Building generalist embodied agents requires integrating perception, language understanding, and action, which are core capabilities addressed by Vision-Language-Action (VLA) approaches based on multimodal foundation models, including recent advances in vision-language models and world models. Despite rapid progress, VLA methods remain fragmented across incompatible architectures, codebases, and evaluation protocols, hindering principled comparison and reproducibility. We present StarVLA, an open-source codebase for VLA research. StarVLA addresses these challenges in three aspects.
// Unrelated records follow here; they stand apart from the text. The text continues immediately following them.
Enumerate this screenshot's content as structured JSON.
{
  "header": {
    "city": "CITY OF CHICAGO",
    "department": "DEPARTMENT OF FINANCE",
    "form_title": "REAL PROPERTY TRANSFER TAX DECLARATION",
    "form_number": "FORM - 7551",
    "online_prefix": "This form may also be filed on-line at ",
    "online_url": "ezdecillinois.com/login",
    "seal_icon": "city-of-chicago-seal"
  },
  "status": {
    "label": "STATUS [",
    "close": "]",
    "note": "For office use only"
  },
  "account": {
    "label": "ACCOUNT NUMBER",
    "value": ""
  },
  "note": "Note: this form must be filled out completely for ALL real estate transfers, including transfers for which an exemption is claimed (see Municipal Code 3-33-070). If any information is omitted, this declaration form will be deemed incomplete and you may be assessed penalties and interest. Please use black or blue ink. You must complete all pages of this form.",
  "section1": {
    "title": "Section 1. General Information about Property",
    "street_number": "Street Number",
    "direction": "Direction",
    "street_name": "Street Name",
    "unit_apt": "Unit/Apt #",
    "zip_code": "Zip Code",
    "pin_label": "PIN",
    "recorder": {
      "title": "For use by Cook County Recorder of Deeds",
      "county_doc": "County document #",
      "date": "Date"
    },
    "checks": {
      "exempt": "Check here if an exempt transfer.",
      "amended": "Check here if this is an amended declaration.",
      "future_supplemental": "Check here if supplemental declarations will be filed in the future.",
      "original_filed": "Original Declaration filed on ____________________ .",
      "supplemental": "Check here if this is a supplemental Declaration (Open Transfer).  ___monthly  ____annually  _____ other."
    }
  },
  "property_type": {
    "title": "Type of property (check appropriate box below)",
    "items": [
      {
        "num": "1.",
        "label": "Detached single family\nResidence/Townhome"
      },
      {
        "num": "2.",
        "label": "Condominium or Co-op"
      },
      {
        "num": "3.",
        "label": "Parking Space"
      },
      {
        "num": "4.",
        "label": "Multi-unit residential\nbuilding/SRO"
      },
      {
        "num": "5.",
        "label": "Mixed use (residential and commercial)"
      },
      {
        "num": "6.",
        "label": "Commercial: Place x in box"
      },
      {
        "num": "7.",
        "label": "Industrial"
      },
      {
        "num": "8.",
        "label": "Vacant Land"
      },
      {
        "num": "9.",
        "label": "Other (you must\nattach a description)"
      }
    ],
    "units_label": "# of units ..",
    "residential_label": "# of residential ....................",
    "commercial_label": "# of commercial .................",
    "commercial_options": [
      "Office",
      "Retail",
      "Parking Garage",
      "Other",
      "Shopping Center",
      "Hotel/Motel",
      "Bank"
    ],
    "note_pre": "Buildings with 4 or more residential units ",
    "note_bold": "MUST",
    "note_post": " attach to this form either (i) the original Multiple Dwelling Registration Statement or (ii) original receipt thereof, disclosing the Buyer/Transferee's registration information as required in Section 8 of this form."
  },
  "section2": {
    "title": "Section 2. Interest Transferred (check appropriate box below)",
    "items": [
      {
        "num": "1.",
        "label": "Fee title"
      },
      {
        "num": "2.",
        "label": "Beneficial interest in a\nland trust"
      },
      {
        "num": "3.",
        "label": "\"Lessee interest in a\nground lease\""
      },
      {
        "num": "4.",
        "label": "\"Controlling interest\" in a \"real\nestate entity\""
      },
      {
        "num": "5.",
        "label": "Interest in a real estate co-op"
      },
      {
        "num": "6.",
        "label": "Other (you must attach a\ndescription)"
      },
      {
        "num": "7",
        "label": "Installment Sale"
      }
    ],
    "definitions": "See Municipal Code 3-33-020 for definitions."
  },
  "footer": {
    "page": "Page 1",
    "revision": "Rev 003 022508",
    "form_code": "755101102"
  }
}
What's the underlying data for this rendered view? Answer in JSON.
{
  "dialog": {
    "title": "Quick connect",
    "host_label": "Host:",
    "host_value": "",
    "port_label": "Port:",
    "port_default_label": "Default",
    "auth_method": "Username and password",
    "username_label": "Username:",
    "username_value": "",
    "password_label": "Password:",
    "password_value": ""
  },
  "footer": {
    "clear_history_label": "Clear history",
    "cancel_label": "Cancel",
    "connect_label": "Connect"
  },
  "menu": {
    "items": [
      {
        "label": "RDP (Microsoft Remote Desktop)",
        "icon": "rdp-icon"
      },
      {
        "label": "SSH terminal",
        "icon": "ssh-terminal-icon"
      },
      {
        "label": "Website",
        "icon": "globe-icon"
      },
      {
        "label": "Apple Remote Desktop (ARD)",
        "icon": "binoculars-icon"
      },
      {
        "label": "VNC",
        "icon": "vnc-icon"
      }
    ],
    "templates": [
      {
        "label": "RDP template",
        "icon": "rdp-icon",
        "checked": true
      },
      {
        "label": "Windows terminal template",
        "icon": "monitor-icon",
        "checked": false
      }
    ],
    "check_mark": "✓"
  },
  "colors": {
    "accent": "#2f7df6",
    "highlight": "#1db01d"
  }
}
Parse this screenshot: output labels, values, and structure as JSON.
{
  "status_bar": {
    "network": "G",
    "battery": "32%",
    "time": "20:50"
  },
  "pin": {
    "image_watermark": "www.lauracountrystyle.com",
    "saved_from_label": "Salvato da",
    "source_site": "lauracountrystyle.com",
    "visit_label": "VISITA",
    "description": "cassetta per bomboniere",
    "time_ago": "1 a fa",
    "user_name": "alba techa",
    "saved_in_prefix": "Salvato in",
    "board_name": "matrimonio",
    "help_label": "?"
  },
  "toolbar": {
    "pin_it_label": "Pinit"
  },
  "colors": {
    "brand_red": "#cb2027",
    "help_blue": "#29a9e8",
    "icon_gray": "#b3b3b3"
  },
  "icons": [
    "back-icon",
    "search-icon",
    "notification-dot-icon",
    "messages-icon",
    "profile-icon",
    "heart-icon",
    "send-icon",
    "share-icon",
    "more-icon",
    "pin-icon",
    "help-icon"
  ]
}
First, it provides a modular backbone--action-head architecture that supports both VLM backbones (e.g., Qwen-VL) and world-model backbones (e.g., Cosmos) alongside representative action-decoding paradigms, all under a shared abstraction in which backbone and action head can each be swapped independently. Second, it provides reusable training strategies, including cross-embodiment learning and multimodal co-training, that apply consistently across supported paradigms. Third, it integrates major benchmarks, including LIBERO, SimplerEnv, RoboTwin~2.0, RoboCasa-GR1, and BEHAVIOR-1K, through a unified evaluation interface that supports both simulation and real-robot deployment. StarVLA also ships simple, fully reproducible single-benchmark training recipes that, despite minimal data engineering, already match or surpass prior methods on multiple benchmarks with both VLM and world-model backbones. To our best knowledge, StarVLA is one of the most comprehensive open-source VLA frameworks available, and we expect it to lower the barrier for reproducing existing methods and prototyping new ones. StarVLA is being actively maintained and expanded; we will update this report as the project evolves. The code and documentation are available at https://github.com/starVLA/starVLA.